Many people know the classic symbol of the Christian cross, and what it stands for. The man Jesus was tortured and hung upon one – it's where he uttered the phrase, “Father, into your hands I commit my spirit” before dying. The message that he left with that phrase is one of trust, one of release, and one of acceptance. With this acceptance, he rose to a greater plane – of both understanding and of life. He took that time on the cross, where a man is expected to die and suffer, and not only learned from it... but became better because of it. He took his situation and reversed the circumstances. This is the lesson of the Hanged Man.
On this card we see a man hanging upside-down, dangling from a tree by one foot. He wears a simple blue jumper, red tights, and yellow shoes – the picture of a peasant. His foot is tied to the tree, a rope knotted around his ankle. Most people in this position would be struggling, or at least upset... but the look on the face of the man is one of peace and understanding. The man even has a halo around his head, to note that he is touched by the holy.
The first lesson to be learned from the Hanged Man is that of acceptance. The man isn't struggling, mourning, or even unhappy. He has accepted his fate – he not only hangs from the tree, but he seems to have learned something great and powerful from being there.

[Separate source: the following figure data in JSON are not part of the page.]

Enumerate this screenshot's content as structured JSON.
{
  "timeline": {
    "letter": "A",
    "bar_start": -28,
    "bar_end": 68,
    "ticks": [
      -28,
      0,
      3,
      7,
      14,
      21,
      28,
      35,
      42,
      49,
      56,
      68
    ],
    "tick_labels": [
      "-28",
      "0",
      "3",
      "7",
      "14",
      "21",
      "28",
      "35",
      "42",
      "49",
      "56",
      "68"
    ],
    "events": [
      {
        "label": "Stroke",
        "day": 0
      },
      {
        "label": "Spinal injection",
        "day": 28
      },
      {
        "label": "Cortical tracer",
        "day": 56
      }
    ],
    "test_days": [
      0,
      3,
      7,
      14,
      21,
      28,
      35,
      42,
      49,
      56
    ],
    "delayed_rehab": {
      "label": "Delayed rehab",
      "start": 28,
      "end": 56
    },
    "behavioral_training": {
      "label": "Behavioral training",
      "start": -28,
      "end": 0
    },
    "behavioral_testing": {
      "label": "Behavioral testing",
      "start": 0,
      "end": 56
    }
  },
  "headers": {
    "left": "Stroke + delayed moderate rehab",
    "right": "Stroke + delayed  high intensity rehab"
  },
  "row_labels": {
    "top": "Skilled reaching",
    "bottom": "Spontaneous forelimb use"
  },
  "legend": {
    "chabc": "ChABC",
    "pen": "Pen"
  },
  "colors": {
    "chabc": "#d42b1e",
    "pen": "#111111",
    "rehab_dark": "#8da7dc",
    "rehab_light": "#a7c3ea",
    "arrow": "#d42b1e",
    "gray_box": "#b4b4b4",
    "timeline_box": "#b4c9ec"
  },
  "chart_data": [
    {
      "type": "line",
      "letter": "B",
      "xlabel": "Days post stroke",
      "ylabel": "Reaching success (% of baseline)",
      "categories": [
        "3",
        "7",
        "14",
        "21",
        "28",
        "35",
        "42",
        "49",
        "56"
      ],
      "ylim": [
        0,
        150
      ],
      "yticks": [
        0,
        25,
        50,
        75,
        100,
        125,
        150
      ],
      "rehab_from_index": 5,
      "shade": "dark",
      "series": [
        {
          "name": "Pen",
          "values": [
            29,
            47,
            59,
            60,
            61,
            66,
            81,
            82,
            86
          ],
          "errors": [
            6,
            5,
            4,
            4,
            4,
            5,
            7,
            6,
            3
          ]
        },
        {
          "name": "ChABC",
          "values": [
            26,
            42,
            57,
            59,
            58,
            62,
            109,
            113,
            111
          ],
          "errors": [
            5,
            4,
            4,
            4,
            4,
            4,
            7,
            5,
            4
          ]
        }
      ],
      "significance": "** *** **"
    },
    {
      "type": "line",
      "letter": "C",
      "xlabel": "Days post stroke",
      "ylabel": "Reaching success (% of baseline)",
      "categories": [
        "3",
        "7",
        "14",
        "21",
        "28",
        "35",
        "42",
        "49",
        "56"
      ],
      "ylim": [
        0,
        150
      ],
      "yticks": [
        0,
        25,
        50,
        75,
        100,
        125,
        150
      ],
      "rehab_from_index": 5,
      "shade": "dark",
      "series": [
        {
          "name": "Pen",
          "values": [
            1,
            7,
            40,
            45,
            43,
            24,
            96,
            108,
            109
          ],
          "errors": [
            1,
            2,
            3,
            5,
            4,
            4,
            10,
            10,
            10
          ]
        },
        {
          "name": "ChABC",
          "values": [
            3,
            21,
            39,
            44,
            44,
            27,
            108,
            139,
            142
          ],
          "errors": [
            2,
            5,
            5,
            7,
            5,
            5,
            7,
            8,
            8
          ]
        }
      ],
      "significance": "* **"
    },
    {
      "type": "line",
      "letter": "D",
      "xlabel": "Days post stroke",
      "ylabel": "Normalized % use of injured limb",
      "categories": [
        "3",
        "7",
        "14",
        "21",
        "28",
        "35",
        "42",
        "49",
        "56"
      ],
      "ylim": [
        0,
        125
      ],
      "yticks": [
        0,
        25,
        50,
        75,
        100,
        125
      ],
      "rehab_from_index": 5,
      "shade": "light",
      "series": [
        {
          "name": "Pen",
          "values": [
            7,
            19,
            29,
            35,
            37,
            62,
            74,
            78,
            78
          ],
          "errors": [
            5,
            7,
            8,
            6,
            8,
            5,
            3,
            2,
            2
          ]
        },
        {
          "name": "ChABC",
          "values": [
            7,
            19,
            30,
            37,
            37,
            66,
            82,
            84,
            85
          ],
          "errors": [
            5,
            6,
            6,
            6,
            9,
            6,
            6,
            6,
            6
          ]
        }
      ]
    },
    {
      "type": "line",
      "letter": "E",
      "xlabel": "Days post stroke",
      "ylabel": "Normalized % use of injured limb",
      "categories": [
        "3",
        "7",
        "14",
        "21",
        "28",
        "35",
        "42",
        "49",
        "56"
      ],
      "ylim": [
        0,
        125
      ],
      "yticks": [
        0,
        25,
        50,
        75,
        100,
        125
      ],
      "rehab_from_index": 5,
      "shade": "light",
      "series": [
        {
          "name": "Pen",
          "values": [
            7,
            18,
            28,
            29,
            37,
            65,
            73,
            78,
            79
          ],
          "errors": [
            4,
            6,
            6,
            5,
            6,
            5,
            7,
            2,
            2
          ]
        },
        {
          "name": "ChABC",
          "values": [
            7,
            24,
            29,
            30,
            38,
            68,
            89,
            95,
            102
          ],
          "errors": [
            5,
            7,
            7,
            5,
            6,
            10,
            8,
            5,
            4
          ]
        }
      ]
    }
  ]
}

A great but mildly complicated message of the Hanged Man is power in sacrifice. By giving away his power to move freely, he has gained a new kind of power and knowledge. We run into these moments in our lives all the time, but very rarely do we accept them with grace. This card may be asking you to stop, take time to think, and sacrifice one good thing for an even greater thing.
Lastly, the Hanged Man asks from us a bit of faith. Not everyone is willing to hang from a tree, sacrificing all free movement. Why should they? How do they know they will gain anything out of it? In order to hang from that tree, we must believe that we will discover more about ourselves and the unknown than we would if we were standing on the ground.
If you've pulled the Hanged Man card in a reading, you'll need to question yourself a bit. What sacrifice could this card be asking of you? Can you have faith that silence and stillness will bring you a great reward? Can you put aside fear to embrace new-found wisdom? Can you accept that there are certain things you simply cannot pursue or do?
The High Priestess shares very similar knowledge that the Hanged Man has gained through his sacrifice – she, however, has gained knowledge of the beyond, where he has gained both knowledge and faith in the beyond and in himself. There is also a surprising parallel to be made between the Hanged Man and the Strength card – both share in a strength of their own, and both are of a soft, gentile nature. While Strength has a persuasive power, the Hanged Man has a power over himself.